This article originally ran as my inaugural Beyond the Church Door column in the Florida Baptist Witness.
by Rod D. Martin
May 24, 2015
You’re probably not a pastor. And God intended it that way.
I know that’s counterintuitive to some. Some of you probably still feel guilty that, at some point in your youth, you “failed” to “surrender” to the ministry. I know. I was once a Baptist teenager too.
But it is not accidental that God called most people to something else entirely. The Levites were but one tribe among twelve, the priests an even smaller subset still. In my church there are a handful of official ministers, but hundreds of bankers and teachers and janitors.
Are these so-called laymen in sin? Are they lesser somehow? Did they miss the portion of 1 Corinthians 12 which teaches that “the parts of the body of Christ shall be the pastor, the music minister, the missionaries and the nursery workers”?
The B+ answers tend to run as follows. First, all believers are obligated by the Great Commission. We are all responsible for telling others about the great grace we have received, and moreover, those several hundred church members can reach (frequently with more perceived authenticity) far more people than my one poor pastor ever can.
Oh and second: try to run a church without money. Someone has to make that money. It won’t be your pastor.
These answers are fine as far as they go. But they are still clergy-centric. They assume that formal Gospel ministry is everything, the only thing, and all other callings exist in a junior, auxiliary role. In effect, we non-seminarians are just candy stripers for Christ.
This is not Biblical. Nor is it helpful.
Before there was a Fall, there were callings. God created man and immediately gave him marching orders: to fill the Earth, subdue it, have dominion over it.
Like Daddy in his garage, our Father completed His project of the world to just that point at which His children could help, whereupon He made us His co-workers in finishing all creation. We see a glimpse of the finished product in Revelation 21, the garden made a city, containing all the imagery of Eden in perfected (and interestingly enough, urban and technologically advanced) form.
The Fall did nothing to change this. God repeated His command, His “Creation Mandate,” to Noah. Sin merely added another dimension to the project: not only must the world be finished physically, but the men must be made anew as well.
This is wonderful news for all of us. Why? Because it means our callings matter. The doctor, the car maker, the bank teller: all are doing things that alleviate human suffering, that push back the curse. And likewise the inventors, the innovators, the Thomas Edisons and Robert Fultons: each works in fulfillment of that original command, to solve the puzzles of creation, to help finish what our Father began in history’s first five days.

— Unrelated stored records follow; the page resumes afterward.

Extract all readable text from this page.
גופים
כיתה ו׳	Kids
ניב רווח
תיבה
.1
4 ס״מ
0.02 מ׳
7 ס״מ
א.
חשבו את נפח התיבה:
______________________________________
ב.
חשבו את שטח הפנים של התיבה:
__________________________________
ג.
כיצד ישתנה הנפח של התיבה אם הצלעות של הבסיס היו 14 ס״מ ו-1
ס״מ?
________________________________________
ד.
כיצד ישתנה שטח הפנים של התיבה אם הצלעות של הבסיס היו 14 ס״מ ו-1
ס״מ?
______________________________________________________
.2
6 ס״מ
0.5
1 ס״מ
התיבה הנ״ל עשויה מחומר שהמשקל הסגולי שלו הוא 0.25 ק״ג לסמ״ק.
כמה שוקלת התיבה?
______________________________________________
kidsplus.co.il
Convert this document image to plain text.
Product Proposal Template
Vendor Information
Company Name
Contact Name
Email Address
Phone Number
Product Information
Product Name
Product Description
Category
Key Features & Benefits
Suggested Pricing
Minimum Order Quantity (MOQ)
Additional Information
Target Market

The jobs most of us have six days a week serve this end: the completion of God’s plan of creation. This is true even before we witness for Christ in our workplaces: our work is worthy, important, and essential to God’s plan, in and of itself. We need the hardworking farmer, the diligent insurance agent, the brilliant rocket scientist. Their work helps reclaim bits of what was lost in the Fall; and more than that, our Father has called them to think His thoughts after Him, and act upon them.
And after all of that, on the seventh day, we get to worship Him, the God not merely of church but of all creation, led and taught by those He called to minister to us.